We humans

We all make snap first impressions about each other — here’s how to slow down

Jan 3, 2020 /

Taking a moment to pause and really look at the other person can help us all avoid embarrassment and hurt feelings, says youth empowerment activist Quita Christison.

This post is part of TED’s “How to Be a Better Human” series, each of which contains a piece of helpful advice from people in the TED community; browse through all the posts here.

When was the last time you came to a quick conclusion about someone, only to find out that it was really wrong?

Maybe you were standing in line at the grocery store, asked a fellow shopper when she was due, and had her politely and icily inform you that she was not expecting. Or you thanked a “young man” who turned out not to be one, or shied away from a frightening dog that just wanted to lick every face in sight.

We’ve all made mistakes like these.

“When we act on these snap judgments, it’s uncomfortable for everyone,” youth empowerment activist Quita Christison explains in a TEDxPortsmouth Talk. “It’s not a good feeling, and it sticks with you. If you’re the one that has messed up, hopefully you learn. If you’re on the receiving end, it sticks with you as well — and you learn to put your guard up or live life a little less authentically.”

Christison has been on the receiving end of many unfair first impressions. “I’m a little person; I have pyknodysostosis, which results in a rare form of dwarfism,” she says. As a result, people take a glance at her and assume she’s a young girl, not an adult, and treat her as such until they realize — to their deep shame — that they were incorrect.

Our brains have evolved to make quick judgments about the people we meet in order to sort them into understandable categories. “It’s how our ancestors decided if something was safe, or if we were in danger,” says Christison. ”This instinct was completely valid in those dark alley moments, but in everyday encounters we aren’t in the prey-predator situation and yet our brain still has this innate need to categorize.” When someone isn’t easy for us to categorize, we stare at them. That’s how we give our brains more time to take in additional information about them, but it’s hurtful and alienating for the other person.

“We need a tool to create a bit of space, to become aware,” says Christison. “I want to take you from five seconds of unconscious judging to five seconds of conscious observation.”

Her tool consists of the acronym S.T.O.P., which stands for “See The Other Person.” Note: This is not about taking five seconds to openly stare at someone, give them side-eye, or an up-and-down look, according to Christison. Instead, she says, “It’s taking that first moment when seeing or meeting someone for the first time to ask yourself, ‘How do I want to think? How do I want to act? What is the other person showing me?’ In other words, take five seconds to really observe.”

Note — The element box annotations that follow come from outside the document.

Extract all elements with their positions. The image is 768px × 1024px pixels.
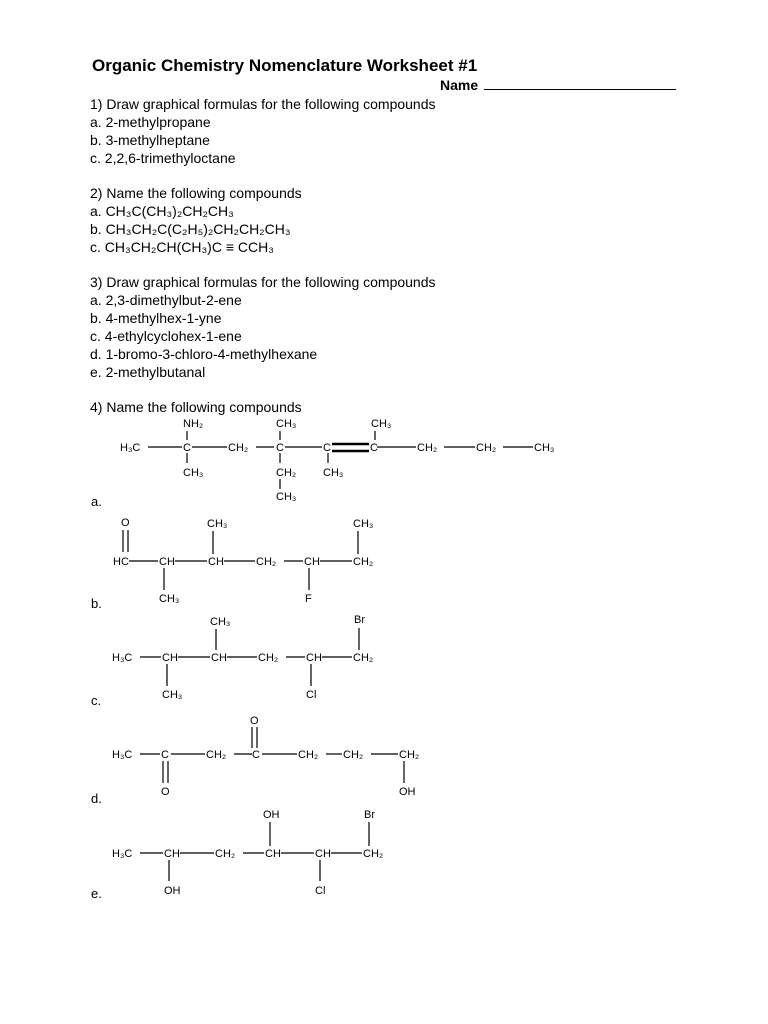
d-c2: C [161,749,169,761]
a-ch2-2: CH₂ [417,442,438,454]
e-ch-2: CH [164,848,180,860]
b-ch2-end: CH₂ [353,556,374,568]
a-nh2: NH₂ [183,418,204,430]
q4-letter-a: a. [91,494,102,509]
c-ch2: CH₂ [258,652,279,664]
q3-item-d: d. 1-bromo-3-chloro-4-methylhexane [90,346,318,362]
q2-item-a: a. CH₃C(CH₃)₂CH₂CH₃ [90,203,234,219]
d-h3c: H₃C [112,749,133,761]
worksheet-title: Organic Chemistry Nomenclature Worksheet #1 [92,56,478,75]
d-o-top: O [250,715,259,727]
e-oh-low: OH [164,885,181,897]
e-ch2-end: CH₂ [363,848,384,860]
c-h3c: H₃C [112,652,133,664]
a-c5: C [323,442,331,454]
d-c4: C [252,749,260,761]
e-cl: Cl [315,885,326,897]
q3-item-a: a. 2,3-dimethylbut-2-ene [90,292,242,308]
b-o: O [121,517,130,529]
a-c2: C [183,442,191,454]
q1-item-b: b. 3-methylheptane [90,132,210,148]
structure-a [0,410,768,510]
e-ch-5: CH [315,848,331,860]
c-ch-5: CH [306,652,322,664]
a-c4: C [276,442,284,454]
q2-prompt: 2) Name the following compounds [90,185,302,201]
q4-letter-b: b. [91,596,102,611]
e-h3c: H₃C [112,848,133,860]
a-c6: C [370,442,378,454]
q2-item-b: b. CH₃CH₂C(C₂H₅)₂CH₂CH₂CH₃ [90,221,291,237]
a-ch3-end: CH₃ [534,442,555,454]
c-ch3-low2: CH₃ [162,689,183,701]
q4-letter-d: d. [91,791,102,806]
e-ch-4: CH [265,848,281,860]
q3-item-e: e. 2-methylbutanal [90,364,206,380]
q1-prompt: 1) Draw graphical formulas for the following compounds [90,96,436,112]
a-ch2-1: CH₂ [228,442,249,454]
b-ch-3: CH [208,556,224,568]
b-ch3-top6: CH₃ [353,518,374,530]
d-ch2-1: CH₂ [206,749,227,761]
name-label: Name [440,77,479,93]
a-ch3-top2: CH₃ [276,418,297,430]
c-ch2-end: CH₂ [353,652,374,664]
b-ch-2: CH [159,556,175,568]
structure-d [0,705,768,805]
q1-item-c: c. 2,2,6-trimethyloctane [90,150,236,166]
d-ch2-end: CH₂ [399,749,420,761]
c-ch-2: CH [162,652,178,664]
d-ch2-3: CH₂ [343,749,364,761]
q3-item-b: b. 4-methylhex-1-yne [90,310,222,326]
d-oh: OH [399,786,416,798]
b-ch2: CH₂ [256,556,277,568]
a-ch2-side: CH₂ [276,467,297,479]
a-ch3-low5: CH₃ [323,467,344,479]
b-hc: HC [113,556,129,568]
e-ch2: CH₂ [215,848,236,860]
q2-item-c: c. CH₃CH₂CH(CH₃)C ≡ CCH₃ [90,239,274,255]
a-ch3-top6: CH₃ [371,418,392,430]
b-ch3-low2: CH₃ [159,593,180,605]
c-cl: Cl [306,689,317,701]
q4-prompt: 4) Name the following compounds [90,399,302,415]
b-f: F [305,593,312,605]
c-ch3-top3: CH₃ [210,616,231,628]
a-h3c: H₃C [120,442,141,454]
c-br: Br [354,614,365,626]
d-o-low: O [161,786,170,798]
a-ch3-low1: CH₃ [183,467,204,479]
structure-b [0,510,768,610]
q3-item-c: c. 4-ethylcyclohex-1-ene [90,328,242,344]
a-ch2-3: CH₂ [476,442,497,454]
b-ch3-top3: CH₃ [207,518,228,530]
a-ch3-side: CH₃ [276,491,297,503]
b-ch-5: CH [304,556,320,568]
c-ch-3: CH [211,652,227,664]
structure-c [0,605,768,705]
name-blank-line[interactable] [484,77,676,90]
e-br: Br [364,809,375,821]
name-field[interactable] [440,77,676,93]
q4-letter-c: c. [91,693,102,708]
d-ch2-2: CH₂ [298,749,319,761]
q3-prompt: 3) Draw graphical formulas for the following compounds [90,274,436,290]
q4-letter-e: e. [91,886,102,901]
q1-item-a: a. 2-methylpropane [90,114,211,130]
structure-e [0,800,768,900]
e-oh-top: OH [263,809,280,821]
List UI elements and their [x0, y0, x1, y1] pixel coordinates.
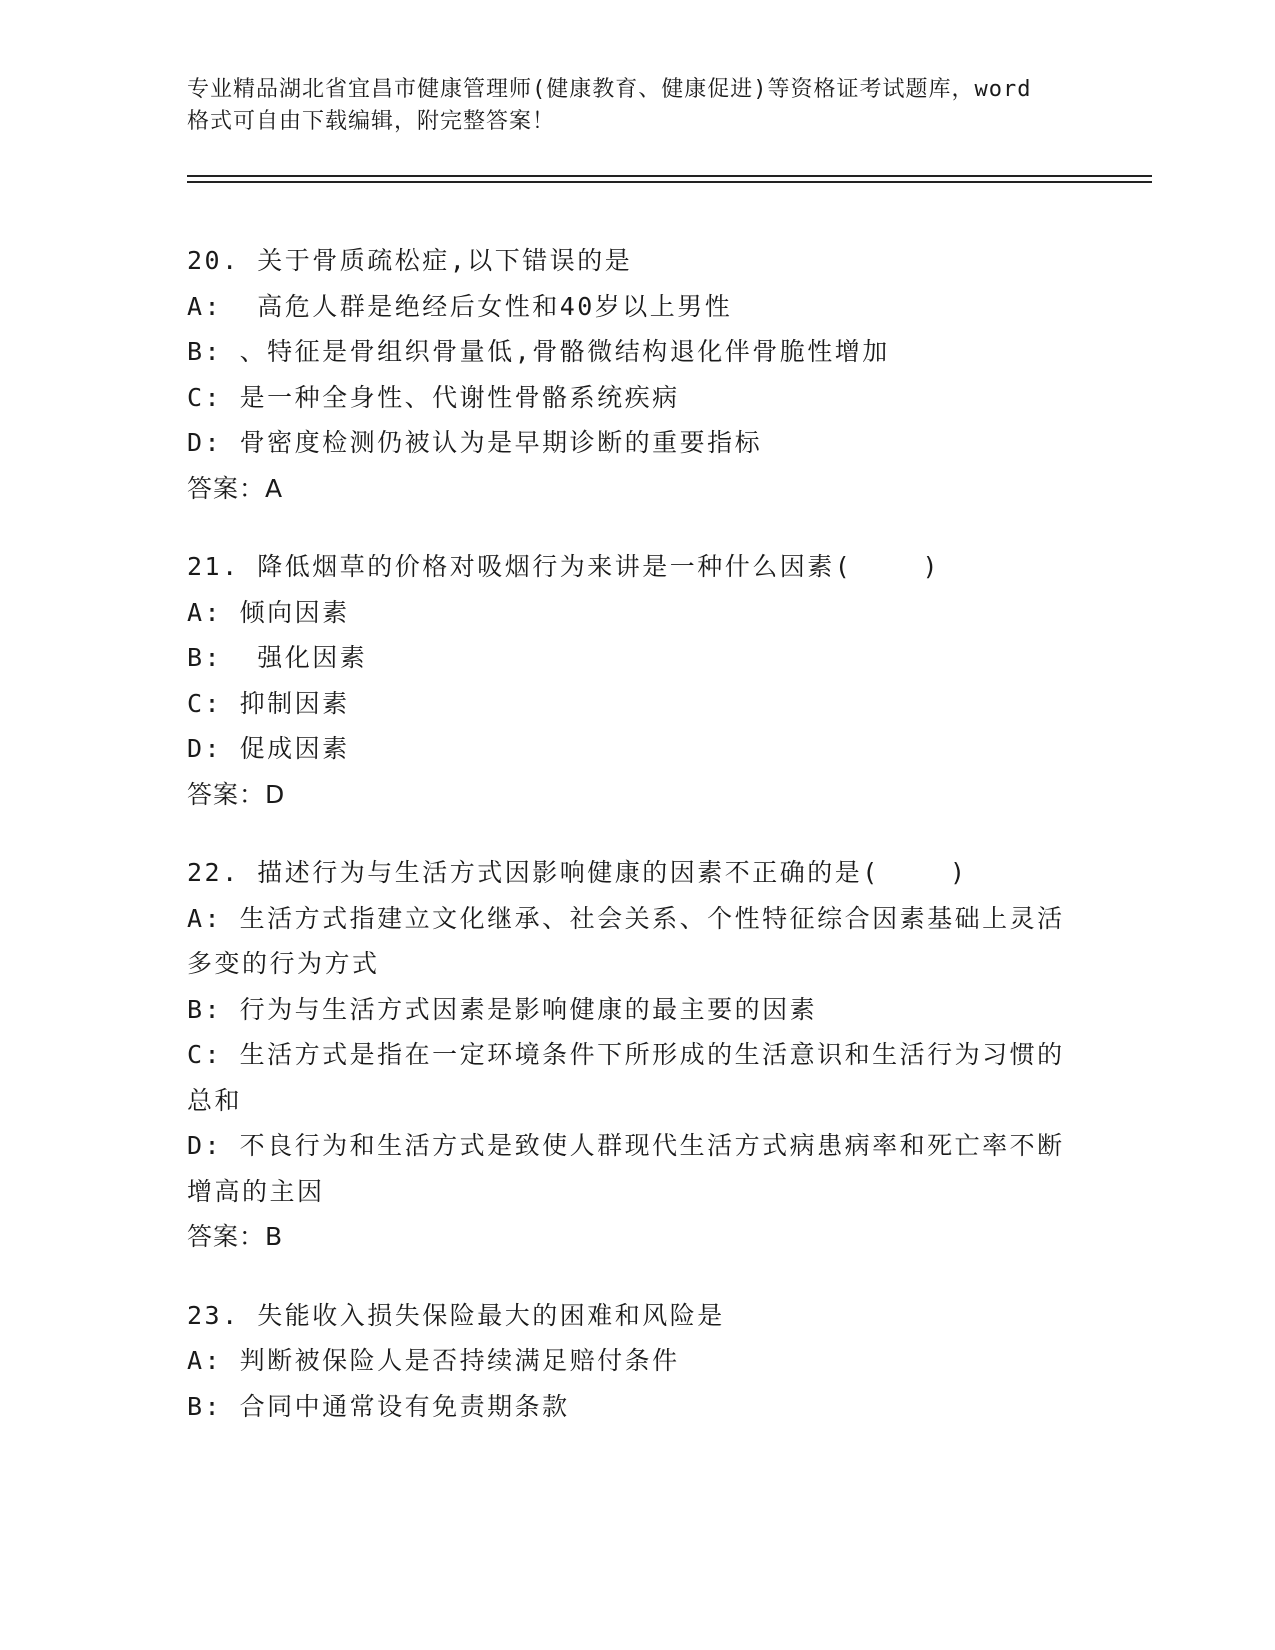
question-list [187, 238, 1087, 1462]
option-b: B: 、特征是骨组织骨量低,骨骼微结构退化伴骨脆性增加 [187, 337, 890, 366]
question-21 [187, 544, 1087, 817]
option-d: D: 促成因素 [187, 734, 350, 763]
header-line-2: 格式可自由下载编辑，附完整答案！ [187, 109, 556, 134]
question-stem: 20. 关于骨质疏松症,以下错误的是 [187, 246, 633, 275]
answer: 答案：A [187, 473, 284, 503]
question-stem: 22. 描述行为与生活方式因影响健康的因素不正确的是( ) [187, 858, 968, 887]
header-line-1: 专业精品湖北省宜昌市健康管理师(健康教育、健康促进)等资格证考试题库，word [187, 77, 1032, 102]
question-22 [187, 850, 1087, 1260]
option-a: A: 判断被保险人是否持续满足赔付条件 [187, 1346, 680, 1375]
header-rule-top [187, 175, 1152, 177]
option-c: C: 生活方式是指在一定环境条件下所形成的生活意识和生活行为习惯的总和 [187, 1040, 1065, 1115]
option-a: A: 生活方式指建立文化继承、社会关系、个性特征综合因素基础上灵活多变的行为方式 [187, 903, 1065, 978]
option-a: A: 高危人群是绝经后女性和40岁以上男性 [187, 291, 733, 321]
option-c: C: 抑制因素 [187, 688, 350, 718]
option-b: B: 合同中通常设有免责期条款 [187, 1391, 570, 1421]
option-a: A: 倾向因素 [187, 597, 350, 627]
answer: 答案：B [187, 1222, 284, 1251]
question-stem: 21. 降低烟草的价格对吸烟行为来讲是一种什么因素( ) [187, 552, 941, 581]
option-b: B: 行为与生活方式因素是影响健康的最主要的因素 [187, 994, 818, 1024]
option-d: D: 不良行为和生活方式是致使人群现代生活方式病患病率和死亡率不断增高的主因 [187, 1131, 1065, 1206]
option-d: D: 骨密度检测仍被认为是早期诊断的重要指标 [187, 428, 763, 457]
option-c: C: 是一种全身性、代谢性骨骼系统疾病 [187, 382, 680, 412]
option-b: B: 强化因素 [187, 643, 368, 672]
question-20 [187, 238, 1087, 511]
question-23 [187, 1293, 1087, 1430]
header-rule-bottom [187, 181, 1152, 183]
question-stem: 23. 失能收入损失保险最大的困难和风险是 [187, 1300, 725, 1330]
document-header [187, 74, 1087, 138]
answer: 答案：D [187, 779, 286, 809]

When encountering someone for the first time, Christison invites us to imagine that we’re paused at a four-way intersection — the kind with stop signs at every corner. Before advancing, we need to observe other people. We have a choice in how we react; we just need to be open and aware as we do so.

If we did this, Christison says, “we could go from judging to using our judgment.” Today, too many of us approach others in an act-first-apologize-later manner. But, as she points out, “The world doesn’t need more apologies; it needs more respect.”